37 Ik vervolgde mijn vijanden, en trof hen aan; en ik keerde niet weder, totdat ik hen verdaan had.
Я преследую врагов моих и настигаю их, и не возвращаюсь, доколе не истреблю их;
38 Ik doorstak hen, dat zij niet weder konden opstaan; zij vielen onder mijn voeten.
поражаю их, и они не могут встать, падают под ноги мои,
39 Want Gij omgorddet mij met kracht ten strijde; Gij deedt onder mij nederbukken, die tegen mij opstonden.
ибо Ты препоясал меня силою для войны и низложил под ноги мои восставших на меня;
40 En Gij gaaft mij den nek mijner vijanden, en mijn haters, die vernielde ik.
Ты обратил ко мне тыл врагов моих, и я истребляю ненавидящих меня:
41 Zij riepen, maar er was geen verlosser; tot den HEERE, maar Hij antwoordde hun niet.
они вопиют, но нет спасающего; ко Господу, - но Он не внемлет им;
42 Toen vergruisde ik hen als stof voor den wind; ik ruimde hen weg als slijk der straten.
я рассеваю их, как прах пред лицем ветра, как уличную грязь попираю их.
43 Gij hebt mij uitgeholpen van de twisten des volks; Gij hebt mij gesteld tot een hoofd der heidenen; het volk, dat ik niet kende, heeft mij gediend.
Ты избавил меня от мятежа народа, поставил меня главою иноплеменников; народ, которого я не знал, служит мне;
44 Zo haast als hun oor van mij hoorde, hebben zij mij gehoorzaamd; vreemden hebben zich mij geveinsdelijk onderworpen.
по одному слуху о мне повинуются мне; иноплеменники ласкательствуют предо мною;
45 Vreemden zijn vervallen, en hebben gesidderd uit hun sloten.
иноплеменники бледнеют и трепещут в укреплениях своих.
46 De HEERE leeft, en geloofd zij mijn Rotssteen, en verhoogd zij de God mijns heils!
Жив Господь и благословен защитник мой! Да будет превознесен Бог спасения моего,
47 De God, Die mij volkomen wraak geeft, en de volken onder mij brengt;
Бог, мстящий за меня и покоряющий мне народы,
48 Die mij uithelpt van mijn vijanden; ja, Gij verhoogt mij boven degenen, die tegen mij opstaan; Gij redt mij van den man des gewelds.
и избавляющий меня от врагов моих!
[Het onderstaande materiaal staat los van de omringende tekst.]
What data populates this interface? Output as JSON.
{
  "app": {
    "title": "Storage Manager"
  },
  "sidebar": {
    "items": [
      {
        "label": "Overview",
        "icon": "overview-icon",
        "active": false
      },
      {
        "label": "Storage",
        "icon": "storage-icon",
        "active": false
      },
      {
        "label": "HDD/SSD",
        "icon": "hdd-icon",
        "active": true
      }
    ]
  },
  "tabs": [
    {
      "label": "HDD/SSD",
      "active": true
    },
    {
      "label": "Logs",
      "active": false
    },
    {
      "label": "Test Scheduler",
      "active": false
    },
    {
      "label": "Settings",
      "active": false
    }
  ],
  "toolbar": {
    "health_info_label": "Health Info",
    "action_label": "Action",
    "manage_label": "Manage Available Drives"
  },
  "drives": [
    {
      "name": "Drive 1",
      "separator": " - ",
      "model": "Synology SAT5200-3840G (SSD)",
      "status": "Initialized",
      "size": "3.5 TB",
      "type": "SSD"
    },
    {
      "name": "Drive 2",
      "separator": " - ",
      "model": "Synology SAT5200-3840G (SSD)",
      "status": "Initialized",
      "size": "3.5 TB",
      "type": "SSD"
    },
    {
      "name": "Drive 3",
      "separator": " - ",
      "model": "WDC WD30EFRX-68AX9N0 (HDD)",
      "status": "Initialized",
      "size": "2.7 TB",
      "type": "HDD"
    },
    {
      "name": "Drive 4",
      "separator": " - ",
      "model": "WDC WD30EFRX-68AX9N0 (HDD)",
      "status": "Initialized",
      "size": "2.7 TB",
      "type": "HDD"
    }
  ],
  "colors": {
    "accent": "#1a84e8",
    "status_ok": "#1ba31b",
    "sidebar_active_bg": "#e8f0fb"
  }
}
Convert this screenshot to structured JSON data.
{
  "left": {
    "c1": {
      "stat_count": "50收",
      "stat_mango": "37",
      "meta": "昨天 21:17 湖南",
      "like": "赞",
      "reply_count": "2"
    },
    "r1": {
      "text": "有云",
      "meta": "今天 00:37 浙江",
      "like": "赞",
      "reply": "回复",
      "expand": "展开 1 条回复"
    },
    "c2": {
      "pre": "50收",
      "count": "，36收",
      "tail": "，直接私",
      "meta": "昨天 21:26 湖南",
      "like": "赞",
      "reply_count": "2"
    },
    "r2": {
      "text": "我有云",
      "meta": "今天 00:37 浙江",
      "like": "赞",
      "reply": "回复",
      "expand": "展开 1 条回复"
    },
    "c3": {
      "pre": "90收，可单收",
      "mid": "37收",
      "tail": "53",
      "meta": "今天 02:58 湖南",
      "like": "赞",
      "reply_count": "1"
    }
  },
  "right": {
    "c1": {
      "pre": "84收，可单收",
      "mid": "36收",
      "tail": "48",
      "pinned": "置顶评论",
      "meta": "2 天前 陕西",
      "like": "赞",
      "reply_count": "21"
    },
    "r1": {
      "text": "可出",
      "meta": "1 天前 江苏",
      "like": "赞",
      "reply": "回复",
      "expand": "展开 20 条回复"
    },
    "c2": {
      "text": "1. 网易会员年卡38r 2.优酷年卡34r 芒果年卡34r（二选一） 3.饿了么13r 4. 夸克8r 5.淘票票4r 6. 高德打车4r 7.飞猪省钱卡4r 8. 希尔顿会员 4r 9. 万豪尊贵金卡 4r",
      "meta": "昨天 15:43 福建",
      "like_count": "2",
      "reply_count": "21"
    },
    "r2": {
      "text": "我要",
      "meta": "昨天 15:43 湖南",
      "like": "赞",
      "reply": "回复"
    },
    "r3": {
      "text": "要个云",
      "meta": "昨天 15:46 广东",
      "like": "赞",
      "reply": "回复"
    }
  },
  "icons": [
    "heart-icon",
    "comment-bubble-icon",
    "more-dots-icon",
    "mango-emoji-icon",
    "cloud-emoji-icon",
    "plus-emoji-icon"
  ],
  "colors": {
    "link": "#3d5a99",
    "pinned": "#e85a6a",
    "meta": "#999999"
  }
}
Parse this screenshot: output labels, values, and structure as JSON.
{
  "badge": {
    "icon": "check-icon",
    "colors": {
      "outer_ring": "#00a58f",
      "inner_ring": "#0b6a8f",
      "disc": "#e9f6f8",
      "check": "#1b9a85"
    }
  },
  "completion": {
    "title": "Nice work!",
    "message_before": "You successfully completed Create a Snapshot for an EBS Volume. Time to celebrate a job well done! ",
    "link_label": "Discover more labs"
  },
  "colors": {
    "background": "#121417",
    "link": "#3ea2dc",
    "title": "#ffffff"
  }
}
Ты вознес меня над восстающими против меня и от человека жестокого избавил меня.
49 Daarom zal ik U, o HEERE! loven onder de heidenen; en Uw Naam zal ik psalmzingen;
За то буду славить Тебя, Господи, между иноплеменниками и буду петь имени Твоему,
50 Die de verlossingen Zijns konings groot maakt, en goedertierenheid doet aan Zijn gezalfde, aan David en aan zijn zaad tot in eeuwigheid.
величественно спасающий царя и творящий милость помазаннику Твоему Давиду и потомству его во веки.